A node in the Unified Modeling Language (UML) is a computational resource upon which UML artifacts may be deployed for execution.

There are two types of nodes: device nodes and execution environments.
- A device represents hardware devices: a physical computational resource with processing capability upon which UML artifacts may be deployed for execution. Devices may be complex (i.e., they may consist of other devices).
- An execution environment represents software containers (such as operating systems, JVM, servlet/EJB containers, application servers, portal servers, etc.) This is a node that offers an execution environment for specific types of components that are deployed on it in the form of deployable artifacts.

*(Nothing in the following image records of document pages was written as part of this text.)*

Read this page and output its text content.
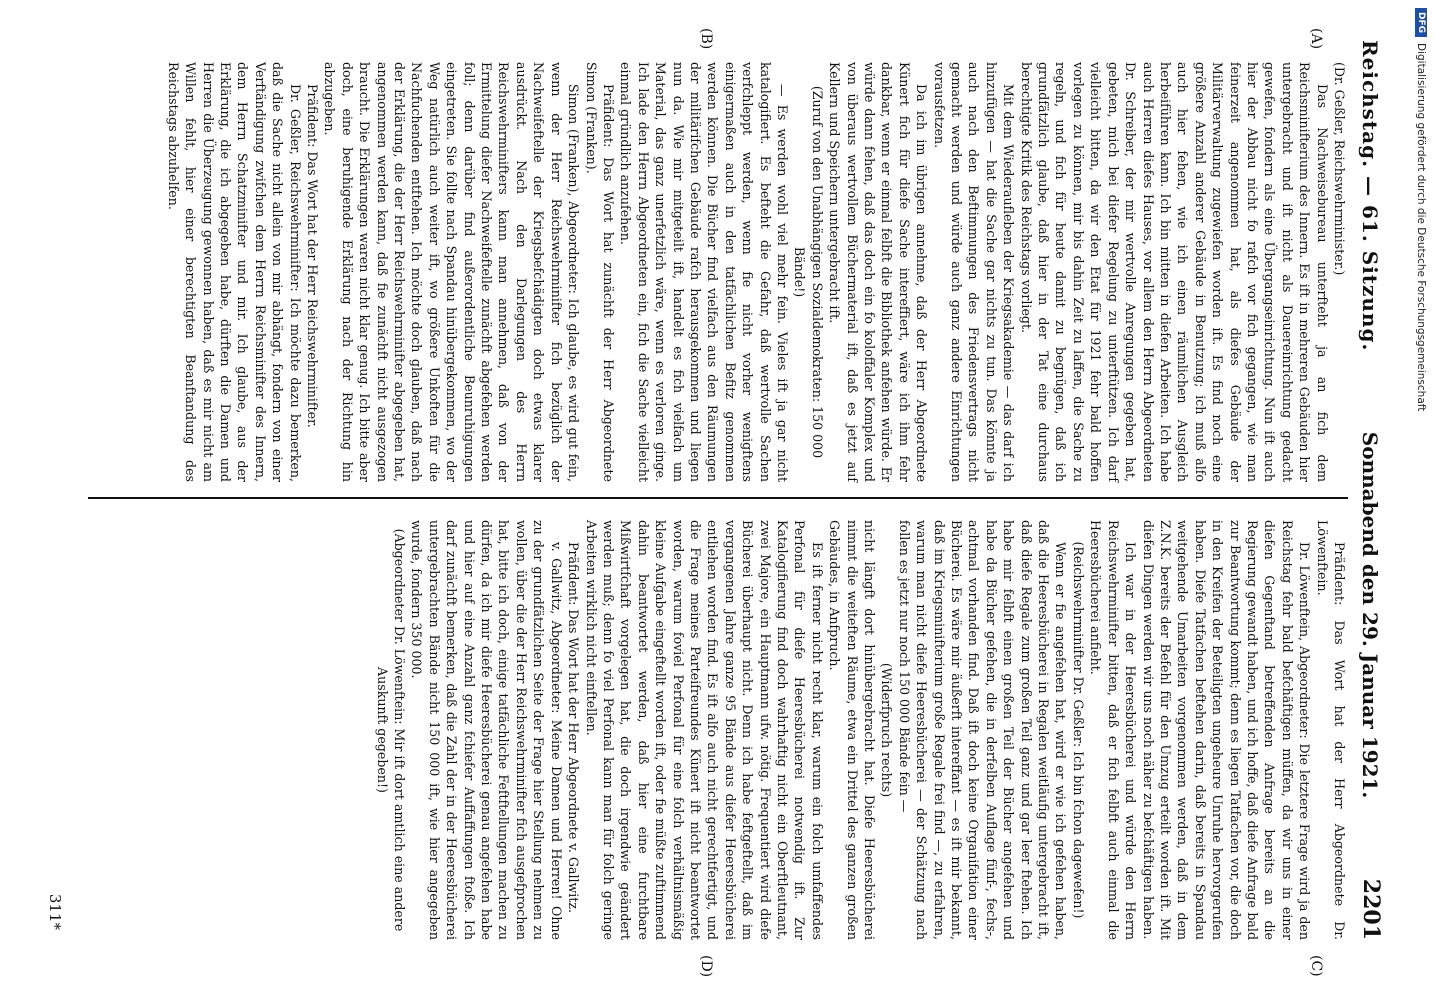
Reichstag. — 61. Sitzung.
Sonnabend den 29. Januar 1921.
2201
(A)
(B)
(C)
(D)

(Dr. Geßler, Reichswehrminister.)

Das Nachweisebureau unterfteht ja an fich dem Reichsminifterium des Innern. Es ift in mehreren Gebäuden hier untergebracht und ift nicht als Dauereinrichtung gedacht gewefen, fondern als eine Übergangseinrichtung. Nun ift auch hier der Abbau nicht fo rafch vor fich gegangen, wie man feinerzeit angenommen hat, als diefes Gebäude der Militärverwaltung zugewiefen worden ift. Es find noch eine größere Anzahl anderer Gebäude in Benutzung; ich muß alfo auch hier fehen, wie ich einen räumlichen Ausgleich herbeiführen kann. Ich bin mitten in diefen Arbeiten. Ich habe auch Herren diefes Hauses, vor allem den Herrn Abgeordneten Dr. Schreiber, der mir wertvolle Anregungen gegeben hat, gebeten, mich bei diefer Regelung zu unterftützen. Ich darf vielleicht bitten, da wir den Etat für 1921 fehr bald hoffen vorlegen zu können, mir bis dahin Zeit zu laffen, die Sache zu regeln, und fich für heute damit zu begnügen, daß ich grundfätzlich glaube, daß hier in der Tat eine durchaus berechtigte Kritik des Reichstags vorliegt.

Mit dem Wiederaufleben der Kriegsakademie — das darf ich hinzufügen — hat die Sache gar nichts zu tun. Das könnte ja auch nach den Beftimmungen des Friedensvertrags nicht gemacht werden und würde auch ganz andere Einrichtungen vorausfetzen.

Da ich im übrigen annehme, daß der Herr Abgeordnete Künert fich für diefe Sache intereffiert, wäre ich ihm fehr dankbar, wenn er einmal felbft die Bibliothek anfehen würde. Er würde dann fehen, daß das doch ein fo koloffaler Komplex und von überaus wertvollem Büchermaterial ift, daß es jetzt auf Kellern und Speichern untergebracht ift.

(Zuruf von den Unabhängigen Sozialdemokraten: 150 000 Bände!)

— Es werden wohl viel mehr fein. Vieles ift ja gar nicht katalogifiert. Es befteht die Gefahr, daß wertvolle Sachen verfchleppt werden, wenn fie nicht vorher wenigftens einigermaßen auch in den tatfächlichen Befitz genommen werden können. Die Bücher find vielfach aus den Räumungen der militärifchen Gebäude rafch herausgekommen und liegen nun da. Wie mir mitgeteilt ift, handelt es fich vielfach um Material, das ganz unerfetzlich wäre, wenn es verloren ginge. Ich lade den Herrn Abgeordneten ein, fich die Sache vielleicht einmal gründlich anzufehen.

Präfident: Das Wort hat zunächft der Herr Abgeordnete Simon (Franken).

Simon (Franken), Abgeordneter: Ich glaube, es wird gut fein, wenn der Herr Reichswehrminifter fich bezüglich der Nachweifeftelle der Kriegsbefchädigten doch etwas klarer ausdrückt. Nach den Darlegungen des Herrn Reichswehrminifters kann man annehmen, daß von der Ermittelung diefer Nachweifeftelle zunächft abgefehen werden foll; denn darüber find außerordentliche Beunruhigungen eingetreten. Sie follte nach Spandau hinübergekommen, wo der Weg natürlich auch weiter ift, wo größere Unkoften für die Nachfuchenden entftehen. Ich möchte doch glauben, daß nach der Erklärung, die der Herr Reichswehrminifter abgegeben hat, angenommen werden kann, daß fie zunächft nicht ausgezogen braucht. Die Erklärungen waren nicht klar genug. Ich bitte aber doch, eine beruhigende Erklärung nach der Richtung hin abzugeben.

Präfident: Das Wort hat der Herr Reichswehrminifter.

Dr. Geßler, Reichswehrminifter: Ich möchte dazu bemerken, daß die Sache nicht allein von mir abhängt, fondern von einer Verftändigung zwifchen dem Herrn Reichsminifter des Innern, dem Herrn Schatzminifter und mir. Ich glaube, aus der Erklärung, die ich abgegeben habe, dürften die Damen und Herren die Überzeugung gewonnen haben, daß es mir nicht am Willen fehlt, hier einer berechtigten Beanftandung des Reichstags abzuhelfen.

Präfident: Das Wort hat der Herr Abgeordnete Dr. Löwenftein.

Dr. Löwenftein, Abgeordneter: Die letztere Frage wird ja den Reichstag fehr bald befchäftigen müffen, da wir uns in einer diefen Gegenftand betreffenden Anfrage bereits an die Regierung gewandt haben, und ich hoffe, daß diefe Anfrage bald zur Beantwortung kommt; denn es liegen Tatfachen vor, die doch in den Kreifen der Beteiligten ungeheure Unruhe hervorgerufen haben. Diefe Tatfachen beftehen darin, daß bereits in Spandau weitgehende Umarbeiten vorgenommen werden, daß in dem Z.N.K. bereits der Befehl für den Umzug erteilt worden ift. Mit diefen Dingen werden wir uns noch näher zu befchäftigen haben.

Ich war in der Heeresbücherei und würde den Herrn Reichswehrminifter bitten, daß er fich felbft auch einmal die Heeresbücherei anfieht.

(Reichswehrminifter Dr. Geßler: Ich bin fchon dagewefen!)

Wenn er fie angefehen hat, wird er wie ich gefehen haben, daß die Heeresbücherei in Regalen weitläufig untergebracht ift, daß diefe Regale zum großen Teil ganz und gar leer ftehen. Ich habe mir felbft einen großen Teil der Bücher angefehen und habe da Bücher gefehen, die in derfelben Auflage fünf-, fechs-, achtmal vorhanden find. Daß ift doch keine Organifation einer Bücherei. Es wäre mir äußerft intereffant — es ift mir bekannt, daß im Kriegsminifterium große Regale frei find —, zu erfahren, warum man nicht diefe Heeresbücherei — der Schätzung nach follen es jetzt nur noch 150 000 Bände fein —

(Widerfpruch rechts)

nicht längft dort hinübergebracht hat. Diefe Heeresbücherei nimmt die weiteften Räume, etwa ein Drittel des ganzen großen Gebäudes, in Anfpruch.

Es ift ferner nicht recht klar, warum ein folch umfaffendes Perfonal für diefe Heeresbücherei notwendig ift. Zur Katalogifierung find doch wahrhaftig nicht ein Oberftleutnant, zwei Majore, ein Hauptmann ufw. nötig. Frequentiert wird diefe Bücherei überhaupt nicht. Denn ich habe feftgeftellt, daß im vergangenen Jahre ganze 95 Bände aus diefer Heeresbücherei entliehen worden find. Es ift alfo auch nicht gerechtfertigt, und die Frage meines Parteifreundes Künert ift nicht beantwortet worden, warum foviel Perfonal für eine folch verhältnismäßig kleine Aufgabe eingeftellt worden ift, oder fie müßte zuftimmend dahin beantwortet werden, daß hier eine furchtbare Mißwirtfchaft vorgelegen hat, die doch irgendwie geändert werden muß; denn fo viel Perfonal kann man für folch geringe Arbeiten wirklich nicht einftellen.

Präfident: Das Wort hat der Herr Abgeordnete v. Gallwitz.

v. Gallwitz, Abgeordneter: Meine Damen und Herren! Ohne zu der grundfätzlichen Seite der Frage hier Stellung nehmen zu wollen, über die der Herr Reichswehrminifter fich ausgefprochen hat, bitte ich doch, einige tatfächliche Feftftellungen machen zu dürfen, da ich mir diefe Heeresbücherei genau angefehen habe und hier auf eine Anzahl ganz fchiefer Auffaffungen ftoße. Ich darf zunächft bemerken, daß die Zahl der in der Heeresbücherei untergebrachten Bände nicht 150 000 ift, wie hier angegeben wurde, fondern 350 000.

(Abgeordneter Dr. Löwenftein: Mir ift dort amtlich eine andere Auskunft gegeben!)

311*
DFG
Digitalisierung gefördert durch die Deutsche Forschungsgemeinschaft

Execution environments can be nested. Nodes can be interconnected through communication paths to define network structures. A communication path is an "association between two DeploymentTargets, through which they are able to exchange signals and messages".

== Usage ==
When modeling devices, it is possible to model them in several different ways:

- Name a device using the type and make, for instance "IBM RS6000", "HP 9000".
- Name a device using its intended function, for instance "Database Server", "High Speed Switch"
- Name a device using the operating system deployed on it, for instance "Linux Server", "Solaris Server".

Use tagged values to specify characteristics of devices / execution environments, for instance "Memory=2GB", "Disk Space=32GB", "Version=2.5.1".